Zwei Tage Pause in Denver

Zwei Tage Pause in Denver

Es hätte so schön sein können. Doch bereits um sechs Uhr wurde ich am ersten meiner zwei Erholungstage in Denver geweckt. Die Familie meines Airbnb Hosts machte sich fertig für den Tag und das ziemlich ausgiebig und laut. Habe ich mich eigentlich schon über die Bauweise der meisten amerikanischen Häuser ausgelassen? Jedenfalls konnte ich jedes Wort verstehen.

Den Morgen nutzte ich also zum schreiben einiger Blogeinträge. Danach packte mich der Hunger und ich ging in den Supermarkt, um etwas Essbares zu kaufen. Der Supermarkt um die Ecke war echt cool, da es eine Art Biomarkt war, es dort eine Salatbar gab und man viele Sachen selbst abwiegen konnte. Zum Frühstück gab es also Salat, Bagels, Milch und Nüsse.

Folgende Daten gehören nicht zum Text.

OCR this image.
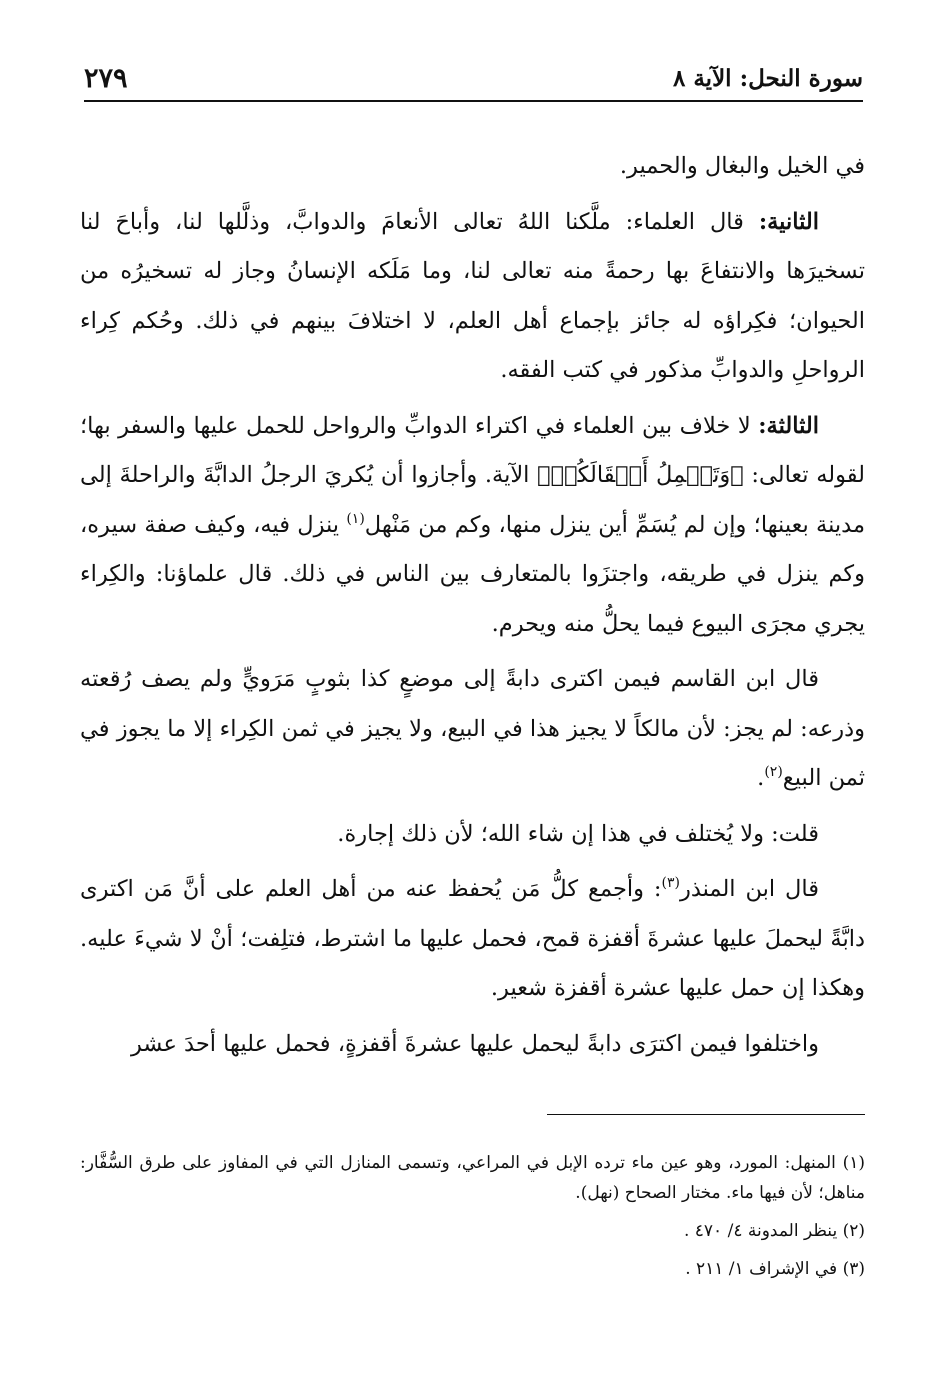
سورة النحل: الآية ٨
٢٧٩

في الخيل والبغال والحمير.

الثانية: قال العلماء: ملَّكنا اللهُ تعالى الأنعامَ والدوابَّ، وذلَّلها لنا، وأباحَ لنا تسخيرَها والانتفاعَ بها رحمةً منه تعالى لنا، وما مَلَكه الإنسانُ وجاز له تسخيرُه من الحيوان؛ فكِراؤه له جائز بإجماع أهل العلم، لا اختلافَ بينهم في ذلك. وحُكم كِراء الرواحلِ والدوابِّ مذكور في كتب الفقه.

الثالثة: لا خلاف بين العلماء في اكتراء الدوابِّ والرواحل للحمل عليها والسفر بها؛ لقوله تعالى: ﴿وَتَحۡمِلُ أَثۡقَالَكُمۡ﴾ الآية. وأجازوا أن يُكريَ الرجلُ الدابَّةَ والراحلةَ إلى مدينة بعينها؛ وإن لم يُسَمِّ أين ينزل منها، وكم من مَنْهل$^{(١)}$ ينزل فيه، وكيف صفة سيره، وكم ينزل في طريقه، واجتزَوا بالمتعارف بين الناس في ذلك. قال علماؤنا: والكِراء يجري مجرَى البيوع فيما يحلُّ منه ويحرم.

قال ابن القاسم فيمن اكترى دابةً إلى موضعٍ كذا بثوبٍ مَرَويٍّ ولم يصف رُقعته وذرعه: لم يجز: لأن مالكاً لا يجيز هذا في البيع، ولا يجيز في ثمن الكِراء إلا ما يجوز في ثمن البيع$^{(٢)}$.

قلت: ولا يُختلف في هذا إن شاء الله؛ لأن ذلك إجارة.

قال ابن المنذر$^{(٣)}$: وأجمع كلُّ مَن يُحفظ عنه من أهل العلم على أنَّ مَن اكترى دابَّةً ليحملَ عليها عشرةَ أقفزة قمح، فحمل عليها ما اشترط، فتلِفت؛ أنْ لا شيءَ عليه. وهكذا إن حمل عليها عشرة أقفزة شعير.

واختلفوا فيمن اكترَى دابةً ليحمل عليها عشرةَ أقفزةٍ، فحمل عليها أحدَ عشر

(١) المنهل: المورد، وهو عين ماء ترده الإبل في المراعي، وتسمى المنازل التي في المفاوز على طرق السُّفَّار: مناهل؛ لأن فيها ماء. مختار الصحاح (نهل).

(٢) ينظر المدونة ٤/ ٤٧٠ .

(٣) في الإشراف ١/ ٢١١ .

Ich wanderte anschließend etwas durch den benachbarten Park, suchte aber schnell einen Unterschlupf, da es zu regnen begann. Meine Pläne in den botanischen Garten zu gehen waren also durchkreuzt. Stattdessen holte ich mir ein wahnsinnig teures Eis, ging nochmal in den Supermarkt und machte es mir mit Netflix im Bett bequem. Es hörte einfach nicht auf zu regnen und so blieb ich einfach im Haus. Es heißt ja schließlich nicht umsonst Ruhetag.

Am zweiten Tag war ich dann etwas unternehmenslustiger und fuhr mit dem Bus ins Zentrum. Ich lief etwas durch die Einkaufsstraßen und kehrte in einem Diner ein. Ich liebe diese Diner im Retrodesign und könnte dort echt Stunden verbringen. Das Flair ist einfach besonders und die Menschen wahnsinnig interessant zu beobachten. Wäre da nicht die Kellnerin, die alle zwei Minuten fragt ob alles in Ordnung ist. Wenigstes füllt sie mein Wasser und meine Cola kostenslos auf. Der Burger war natürlich super lecker!

Nach dem Abendessen habe ich in verschiedenen Fahrradgeschäften der Stadt versucht einen passenden Ersatzreifen für mein Rad zu finden. Das stellte sich als schwierig heraus, da ich keinen billigen no-name Reifen kaufen wollte. Nach dem dritten Geschäft habe ich dann aufgegeben. Mein Reifen wird wohl hoffentlich noch etwas durchhalten.

Die Innenstadt von Denver ist ganz nett und es gibt ein paar interessante Geschäfte. Insgesamt ist das alles aber ziemlich unaufregend. Jetzt weiß ich auch warum mich viele Leute auf dem Weg gefragt haben warum ich ausgerechnet nach Denver fahre.

Die Haupteinkaufsstraße
Überall hängen immer mal wieder Regenbogenfahnen.
Downtown sieht sogar ziemlich modern aus.

Einer meiner Lieblingsbeschäftigungen auf dieser Reise ist definitiv das Wäsche waschen. Das ist gar nicht mal ironisch gemeint. Es hat auch etwas angenehmens sich Abends eine Stunde in einen klimatisierten Raum zu setzen und der Waschmaschine beim waschen zuzusehen. Jedenfalls war es auch heute wieder Zeit einen Laundromat aufzusuchen. Ich war etwas spät dran und somit der letzte Kunde für den Tag. Morgen verabschiede ich mich schließlich erstmal von der Zivilisation und werde so schnell nicht wieder zum waschen kommen.

Auf dem Rückweg in mein kleines Zimmer bin ich noch beim Capitol von Denver vorbeigelaufen. Das Wahrzeichen der Stadt durfte ich mir schließlich nicht entgehen lassen. Es erinnert ein bisschen an das Capitol in Washington. Im Park vor dem Gebäude war eine Bühne aufgebaut, auf der ein Mann mit Band predigte. Die Lautstärke war völlig übertreiben und das Gebrabbel ziemlich nervig. “Jesus hier, Gott da, alles wunderbar!”

Der Prediger hatte nicht gerade besonders viele Zuhörer. Liegt ganz bestimmt am schlechten Wetter.
Das Colorado State Capitol. Sogar einen kleinen Obelisken gibt es hier.
Ein anderes wichtig aussehendes Gebäude auf meinem Weg.

Ich genieße heute auf jeden Fall die letzte Nacht in einem richtigen Bett. In den nächsten Tagen werde ich wohl niemanden über Warmshowers finden. Hoffentlich geht alles gut im mittleren Westen.